Zentrale Rolle der Midterm-Elections

Dass nun die Aussagen Cohens oder die finanziellen Verstrickungen Manaforts alleine ausreichen, um Trump tatsächlich ins Straucheln zu bringen, ist eher unwahrscheinlich. Aber wie immer nach zwei Jahren der Präsidentschaft stehen im November Midterm-Wahlen an. In denen werden zwei Drittel des Senats und das gesamte Repräsentantenhaus neu gewählt. Beide Kammern sind momentan noch in republikanischer Hand, allen Umfragen nach könnte sich das durch eine sogenannte “Blue Wave”, eine Welle zugunsten der Demokraten, ändern.

Dann stünde einem Amtsenthebungsverfahren nichts mehr im Wege, denn das muss der Senat beschließen. Unter demokratischer Mehrheit wäre das relativ wahrscheinlich, insbesondere, wenn Cohen jetzt einen handfesten juristischen Anlass dazu bietet. Und selbst bis dahin ist der Nimbus des unangreifbaren Präsidenten, mit dem Trump sich gerne lautstark brüstet, mehr als angekratzt. Denn die Symbolkraft von Cohens Aussagen wiegt deutlich schwerer, als die rechtlichen Implikationen.

Dass Cohen sich zu einem Geständnis bereit erklärte, heißt entweder, dass er tatsächlich noch richtig große Enthüllungen in der Hinterhand hat, oder mindestens, dass er der Loyalität des Präsidenten nicht über den Weg traut. Der hatte immer mal wieder mit dem Rausschmiss Muellers und der möglichen präsidialen Begnadigung seiner angeklagten ehemaligen Mitarbeiter kokettiert. Beides dürfte jetzt vom Tisch sein.

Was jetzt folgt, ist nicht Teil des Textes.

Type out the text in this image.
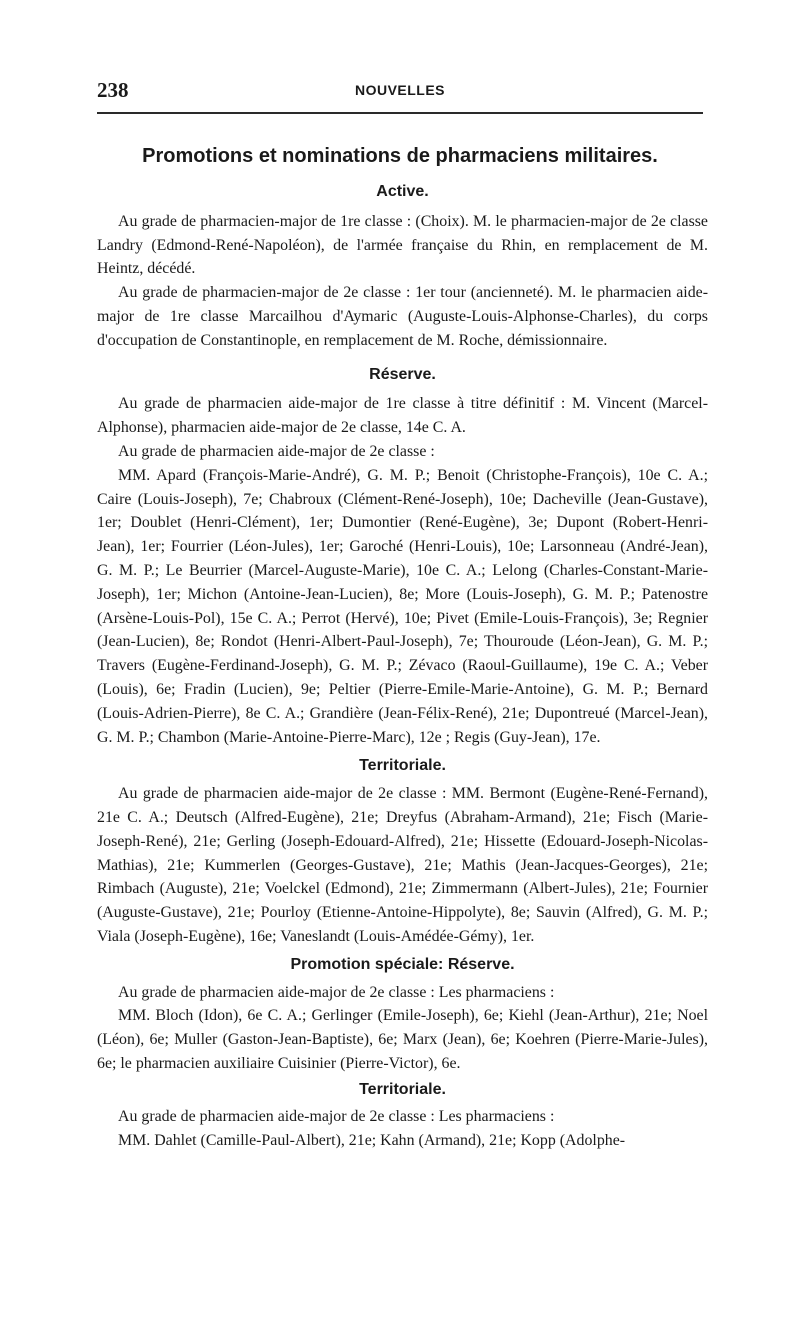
238	NOUVELLES
Promotions et nominations de pharmaciens militaires.
Active.

Au grade de pharmacien-major de 1re classe : (Choix). M. le pharmacien-major de 2e classe Landry (Edmond-René-Napoléon), de l'armée française du Rhin, en remplacement de M. Heintz, décédé.

Au grade de pharmacien-major de 2e classe : 1er tour (ancienneté). M. le pharmacien aide-major de 1re classe Marcailhou d'Aymaric (Auguste-Louis-Alphonse-Charles), du corps d'occupation de Constantinople, en remplacement de M. Roche, démissionnaire.

Réserve.

Au grade de pharmacien aide-major de 1re classe à titre définitif : M. Vincent (Marcel-Alphonse), pharmacien aide-major de 2e classe, 14e C. A.

Au grade de pharmacien aide-major de 2e classe :

MM. Apard (François-Marie-André), G. M. P.; Benoit (Christophe-François), 10e C. A.; Caire (Louis-Joseph), 7e; Chabroux (Clément-René-Joseph), 10e; Dacheville (Jean-Gustave), 1er; Doublet (Henri-Clément), 1er; Dumontier (René-Eugène), 3e; Dupont (Robert-Henri-Jean), 1er; Fourrier (Léon-Jules), 1er; Garoché (Henri-Louis), 10e; Larsonneau (André-Jean), G. M. P.; Le Beurrier (Marcel-Auguste-Marie), 10e C. A.; Lelong (Charles-Constant-Marie-Joseph), 1er; Michon (Antoine-Jean-Lucien), 8e; More (Louis-Joseph), G. M. P.; Patenostre (Arsène-Louis-Pol), 15e C. A.; Perrot (Hervé), 10e; Pivet (Emile-Louis-François), 3e; Regnier (Jean-Lucien), 8e; Rondot (Henri-Albert-Paul-Joseph), 7e; Thouroude (Léon-Jean), G. M. P.; Travers (Eugène-Ferdinand-Joseph), G. M. P.; Zévaco (Raoul-Guillaume), 19e C. A.; Veber (Louis), 6e; Fradin (Lucien), 9e; Peltier (Pierre-Emile-Marie-Antoine), G. M. P.; Bernard (Louis-Adrien-Pierre), 8e C. A.; Grandière (Jean-Félix-René), 21e; Dupontreué (Marcel-Jean), G. M. P.; Chambon (Marie-Antoine-Pierre-Marc), 12e ; Regis (Guy-Jean), 17e.

Territoriale.

Au grade de pharmacien aide-major de 2e classe : MM. Bermont (Eugène-René-Fernand), 21e C. A.; Deutsch (Alfred-Eugène), 21e; Dreyfus (Abraham-Armand), 21e; Fisch (Marie-Joseph-René), 21e; Gerling (Joseph-Edouard-Alfred), 21e; Hissette (Edouard-Joseph-Nicolas-Mathias), 21e; Kummerlen (Georges-Gustave), 21e; Mathis (Jean-Jacques-Georges), 21e; Rimbach (Auguste), 21e; Voelckel (Edmond), 21e; Zimmermann (Albert-Jules), 21e; Fournier (Auguste-Gustave), 21e; Pourloy (Etienne-Antoine-Hippolyte), 8e; Sauvin (Alfred), G. M. P.; Viala (Joseph-Eugène), 16e; Vaneslandt (Louis-Amédée-Gémy), 1er.

Promotion spéciale: Réserve.

Au grade de pharmacien aide-major de 2e classe : Les pharmaciens :

MM. Bloch (Idon), 6e C. A.; Gerlinger (Emile-Joseph), 6e; Kiehl (Jean-Arthur), 21e; Noel (Léon), 6e; Muller (Gaston-Jean-Baptiste), 6e; Marx (Jean), 6e; Koehren (Pierre-Marie-Jules), 6e; le pharmacien auxiliaire Cuisinier (Pierre-Victor), 6e.

Territoriale.

Au grade de pharmacien aide-major de 2e classe : Les pharmaciens :

MM. Dahlet (Camille-Paul-Albert), 21e; Kahn (Armand), 21e; Kopp (Adolphe-
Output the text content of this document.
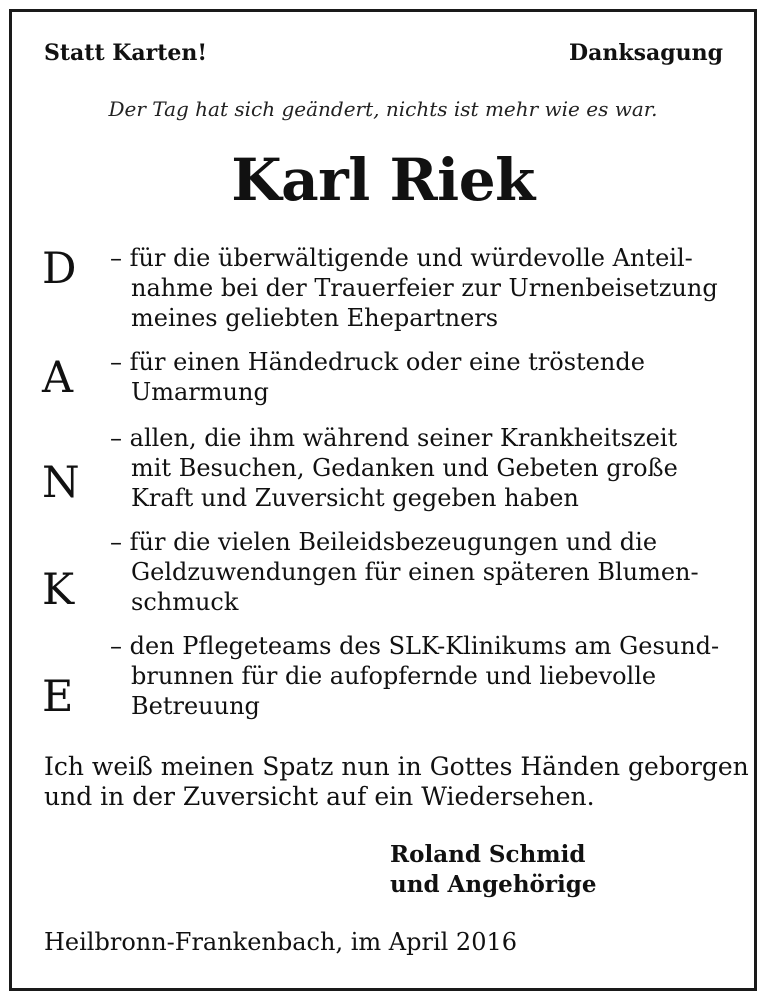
Statt Karten!	Danksagung
Der Tag hat sich geändert, nichts ist mehr wie es war.
Karl Riek
D – für die überwältigende und würdevolle Anteil-
nahme bei der Trauerfeier zur Urnenbeisetzung
meines geliebten Ehepartners
A – für einen Händedruck oder eine tröstende
Umarmung
N
– allen, die ihm während seiner Krankheitszeit
mit Besuchen, Gedanken und Gebeten große
Kraft und Zuversicht gegeben haben
K
– für die vielen Beileidsbezeugungen und die
Geldzuwendungen für einen späteren Blumen-
schmuck
E
– den Pflegeteams des SLK-Klinikums am Gesund-
brunnen für die aufopfernde und liebevolle
Betreuung
Ich weiß meinen Spatz nun in Gottes Händen geborgen
und in der Zuversicht auf ein Wiedersehen.
Roland Schmid
und Angehörige
Heilbronn-Frankenbach, im April 2016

Vorsichtshalber ließ der demokratische Senator Mark Warner Trump schon mal in einem Statement wissen: “Jeder Versuch des Präsidenten, Herrn Manafort zu begnadigen oder sich in die Untersuchung seiner Kampagne einzumischen, wäre ein grober Machtmissbrauch und würde sofortige Handlungen des Kongresses erfordern.” So oder so: Es ist ohne Frage der bisher größte Wendepunkt in der Präsidentschaft Trumps. Und es könnte der entscheidende sein.